Thursday, October 10, 2024

Saying my piece(s)

Yesterday, I had a foray out into the horrors of a suburban retail wasteland...store after store after car dealership after motel after restaurant...you know the scene. I was not driving, and, having driven so little over the last half-a-dozen years, I'm not sure I could have managed it. Nothing in the experience made me wish to. Yes, the intensity of the development has changed in 50 years, but I remember taking the school bus from Schenectady to Albany Academy for Girls back then, already being turned off by the growing "strips" on both Albany-Schenectady Rd. and Troy Rd. Different signage, different building designs (although some holdout buildings from the 1950's and 60's remain), but same concept. "Come in. Spend your money. Visit our establishment, not the one next door." I didn't resonate with retail back then, and I still don't. But in those days, the biggest consideration may have been that I didn't find these strips "beautiful" -- I hadn't even (consciously) begun to walk down the road to the Goddess.

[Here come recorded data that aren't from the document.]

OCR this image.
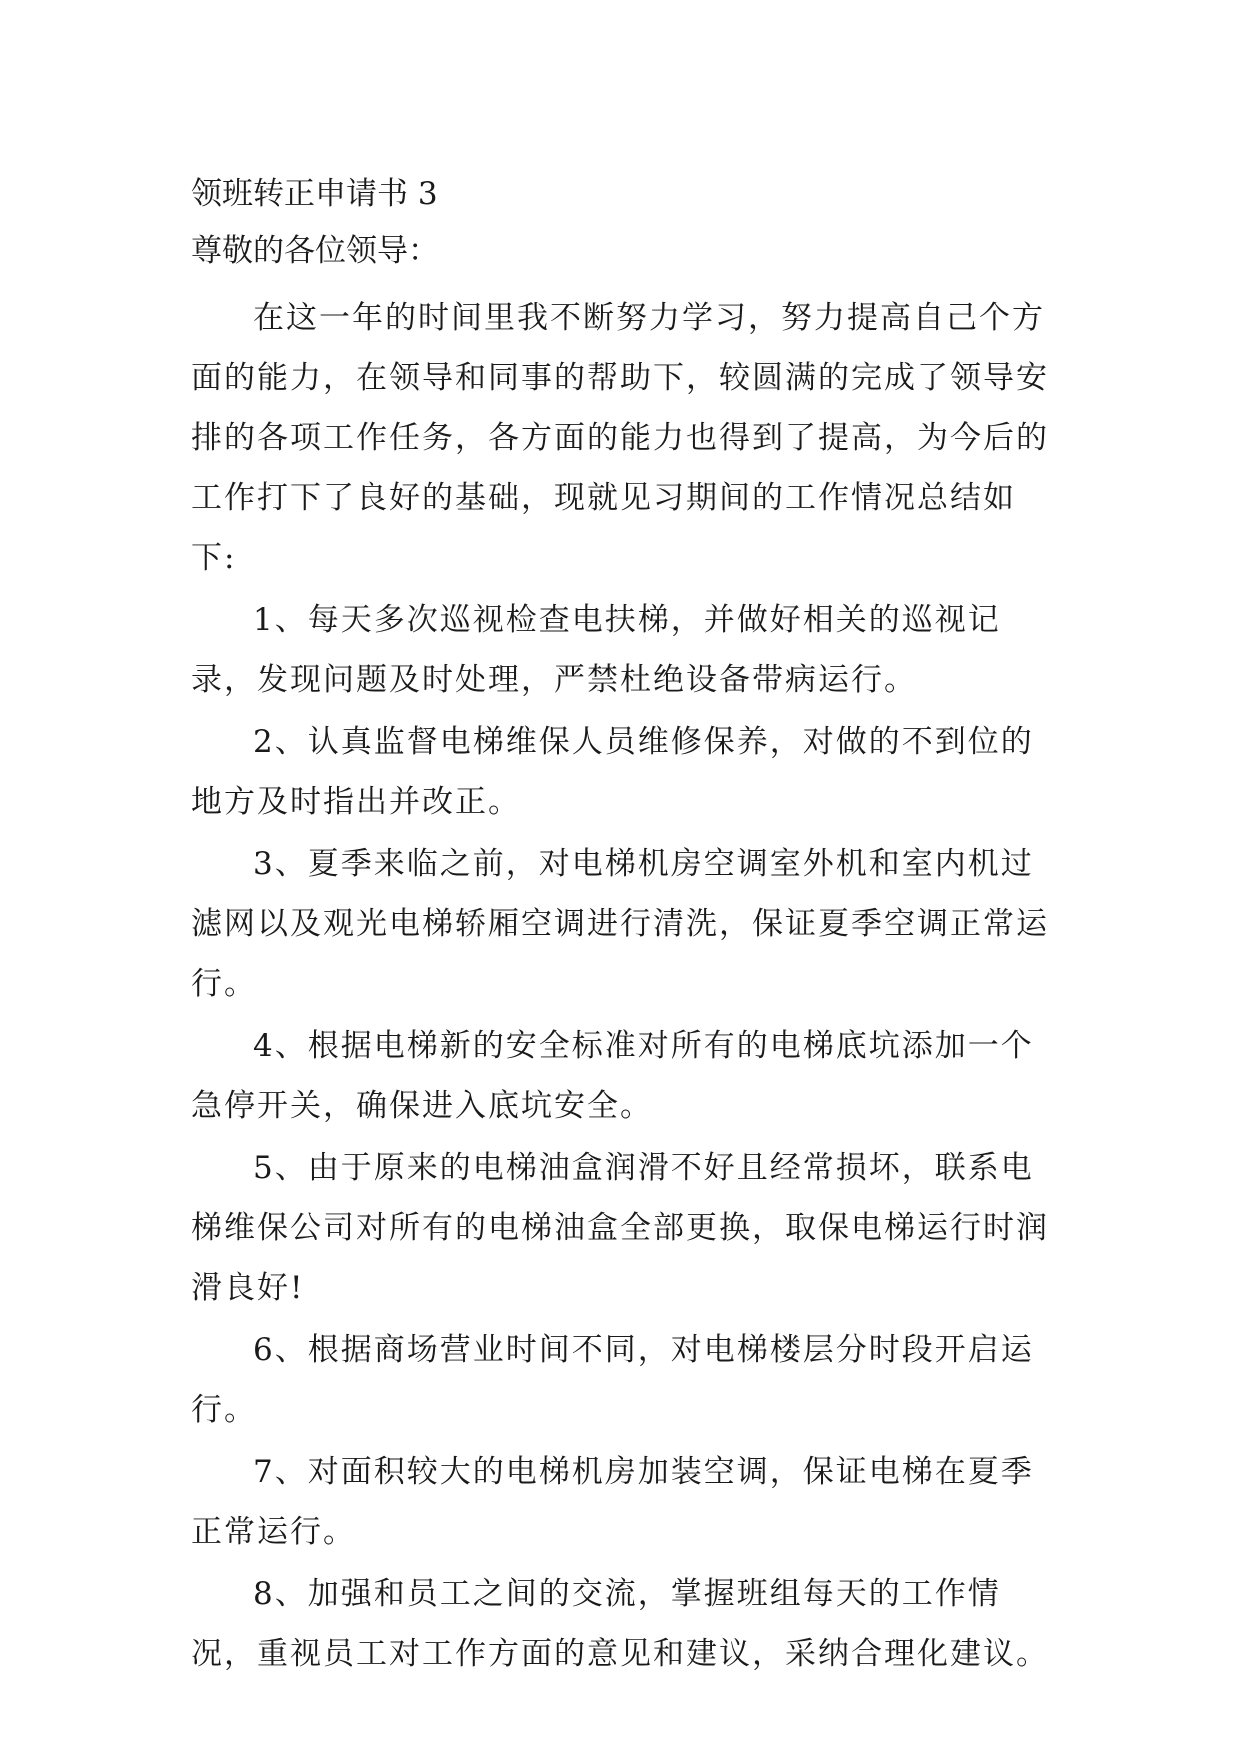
领班转正申请书 3

尊敬的各位领导：

在这一年的时间里我不断努力学习，努力提高自己个方面的能力，在领导和同事的帮助下，较圆满的完成了领导安排的各项工作任务，各方面的能力也得到了提高，为今后的工作打下了良好的基础，现就见习期间的工作情况总结如下:

1、每天多次巡视检查电扶梯，并做好相关的巡视记录，发现问题及时处理，严禁杜绝设备带病运行。

2、认真监督电梯维保人员维修保养，对做的不到位的地方及时指出并改正。

3、夏季来临之前，对电梯机房空调室外机和室内机过滤网以及观光电梯轿厢空调进行清洗，保证夏季空调正常运行。

4、根据电梯新的安全标准对所有的电梯底坑添加一个急停开关，确保进入底坑安全。

5、由于原来的电梯油盒润滑不好且经常损坏，联系电梯维保公司对所有的电梯油盒全部更换，取保电梯运行时润滑良好!

6、根据商场营业时间不同，对电梯楼层分时段开启运行。

7、对面积较大的电梯机房加装空调，保证电梯在夏季正常运行。

8、加强和员工之间的交流，掌握班组每天的工作情况，重视员工对工作方面的意见和建议，采纳合理化建议。
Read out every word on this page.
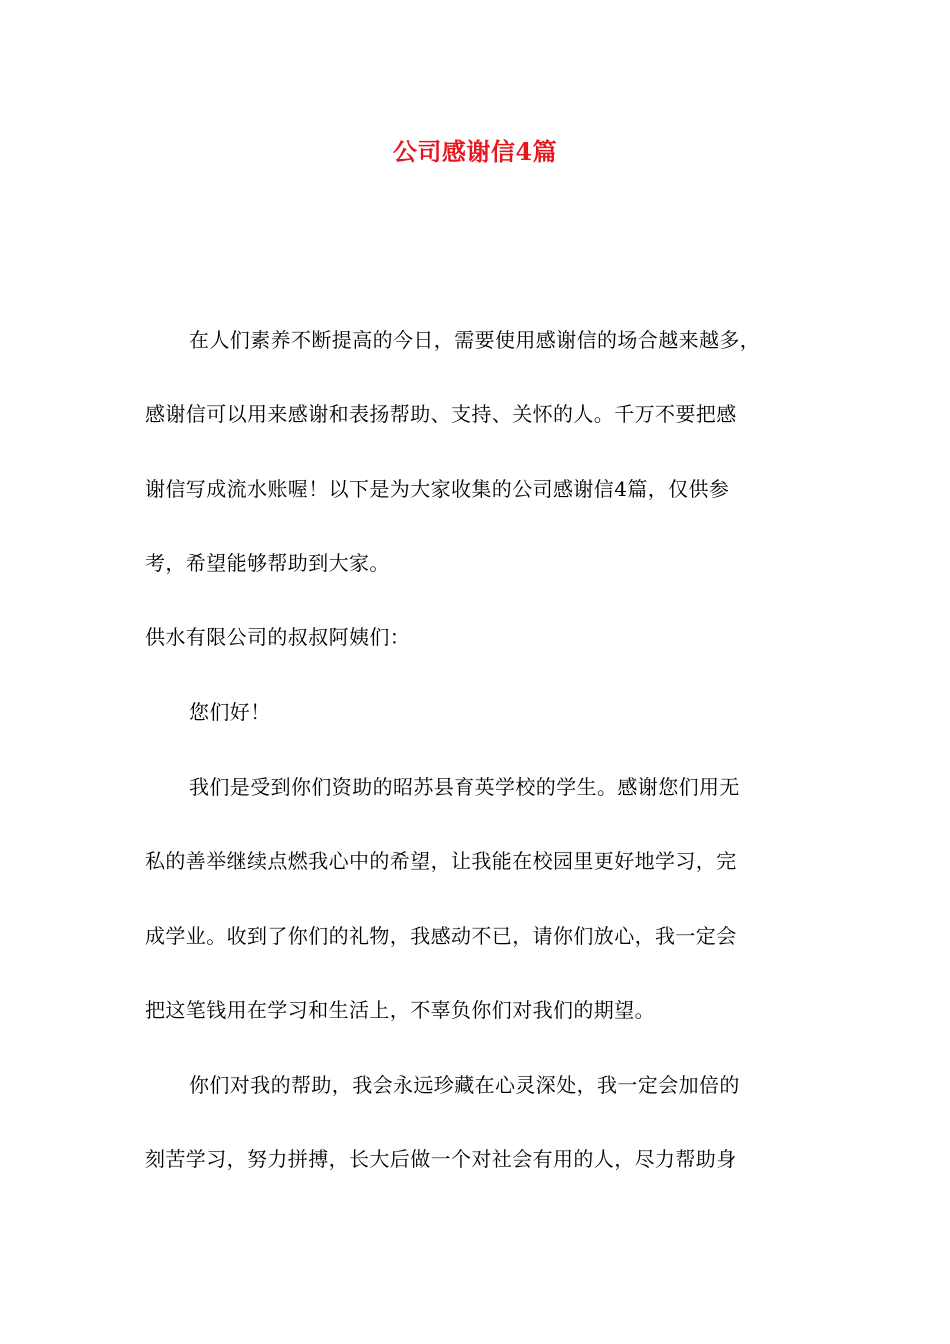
公司感谢信4篇
在人们素养不断提高的今日，需要使用感谢信的场合越来越多，
感谢信可以用来感谢和表扬帮助、支持、关怀的人。千万不要把感
谢信写成流水账喔！以下是为大家收集的公司感谢信4篇，仅供参
考，希望能够帮助到大家。
供水有限公司的叔叔阿姨们：
您们好！
我们是受到你们资助的昭苏县育英学校的学生。感谢您们用无
私的善举继续点燃我心中的希望，让我能在校园里更好地学习，完
成学业。收到了你们的礼物，我感动不已，请你们放心，我一定会
把这笔钱用在学习和生活上，不辜负你们对我们的期望。
你们对我的帮助，我会永远珍藏在心灵深处，我一定会加倍的
刻苦学习，努力拼搏，长大后做一个对社会有用的人，尽力帮助身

Driving around yesterday, I was aware that the landscape of western Florida is probably not too dissimilar to what was before my eyes, and I had that curious feeling of seeing the picture as it would be post-hurricane, or tornado, or earthquake. It's not active "wishing to see destruction", but simply, seeing these human constructs as not a product of love -- for people, wildlife, or the environment. So much building and construction has been done to pursue values that probably wouldn't exist in a Goddess-centered community. If I sometimes seem detached from the human element of what is happening, I'm really not. I feel the pain of human lives being totally upended -- but I also feel it before the storm, gazing out at intact malls and parking lots and medical centers that seem soul-destroying. The upending happens as soon as we place our focus on anything other than love, and our trust in anything fleeting.

There are so many things that will change in the wake of these storms...one I cannot help but wonder about is the concept of private property. What happens when, say, you "own" an acre of land, and it is washed away in a storm? I mean, if it literally no longer exists?

Last night I watched some hurricane coverage on television, and was awed anew by that phenomenon of the calm in the eye of the storm (yes, I was thankful for those split-screen shots!) In an interesting coincidence, a brief but violent storm came up locally, and sheets of horizontal rain were wailing at the front windows. It made the coverage very real.